証券最大手の「野村ホールディングス」は東京証券取引所で議論されていた市場区分の見直しをめぐる情報を不適切に投資家に伝えていた問題で、責任を明確にするため社長の報酬返上などの社内処分を発表しました。
発表によりますと、ことし3月にかけて東証の有識者懇談会で議論されていた市場区分の見直しをめぐって、野村証券の社員が懇談会の委員から聞いた情報を不適切に機関投資家に伝えていたということです。
伝えられたのは、東証1部の基準が時価総額250億円以上に見直される可能性が高まっているという趣旨で、その後も決まってはいませんが、企業の株価に大きな影響を及ぼす可能性がありました。

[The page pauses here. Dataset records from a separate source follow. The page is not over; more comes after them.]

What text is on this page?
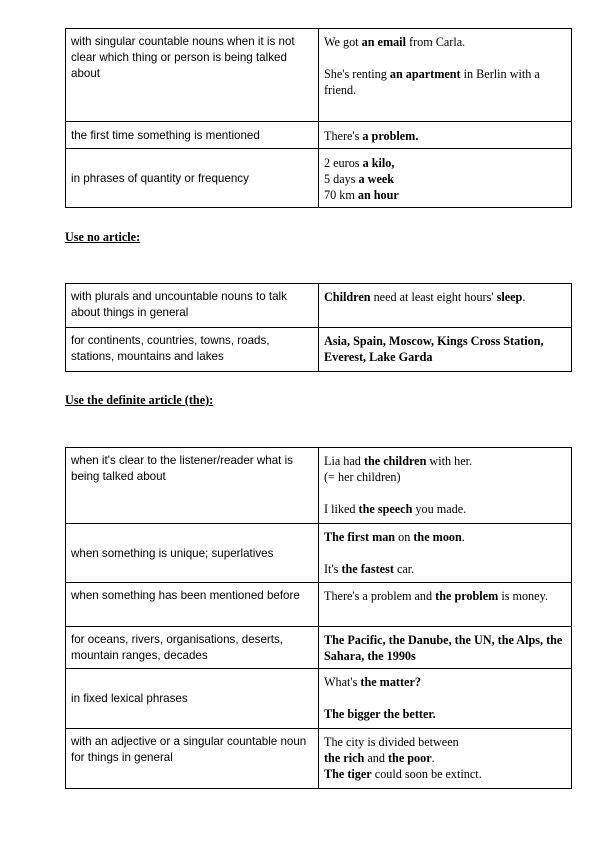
with singular countable nouns when it is not clear which thing or person is being talked about	We got an email from Carla.
She's renting an apartment in Berlin with a friend.

the first time something is mentioned	There's a problem.

in phrases of quantity or frequency	2 euros a kilo,
5 days a week
70 km an hour

Use no article:

with plurals and uncountable nouns to talk about things in general	Children need at least eight hours' sleep.

for continents, countries, towns, roads, stations, mountains and lakes	Asia, Spain, Moscow, Kings Cross Station, Everest, Lake Garda

Use the definite article (the):

when it's clear to the listener/reader what is being talked about	Lia had the children with her.
(= her children)
I liked the speech you made.

when something is unique; superlatives	The first man on the moon.
It's the fastest car.

when something has been mentioned before	There's a problem and the problem is money.

for oceans, rivers, organisations, deserts, mountain ranges, decades	The Pacific, the Danube, the UN, the Alps, the Sahara, the 1990s

in fixed lexical phrases	What's the matter?
The bigger the better.

with an adjective or a singular countable noun for things in general	The city is divided between
the rich and the poor.
The tiger could soon be extinct.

野村ホールディングスは市場の公正性を確保するという証券会社の役割について社員の意識が不十分だったとし、責任を明確にするため永井浩二社長が月例報酬の30%を3か月間、返上するなどの社内処分を発表しました。
野村は7年前にも社員がインサイダー取引に関わる事件を起こしていて、記者会見で永井社長は「最重要課題として倫理教育の徹底を図ってきたが十分に浸透していなかったことは極めてゆゆしき問題だ。改善策を着実に実行し、信頼回復に全社をあげて努めて参りたい」と述べました。
この問題について金融庁はインサイダー取引にはあたらないものの情報管理体制などに問題があったとして、業務改善命令の検討を進めています。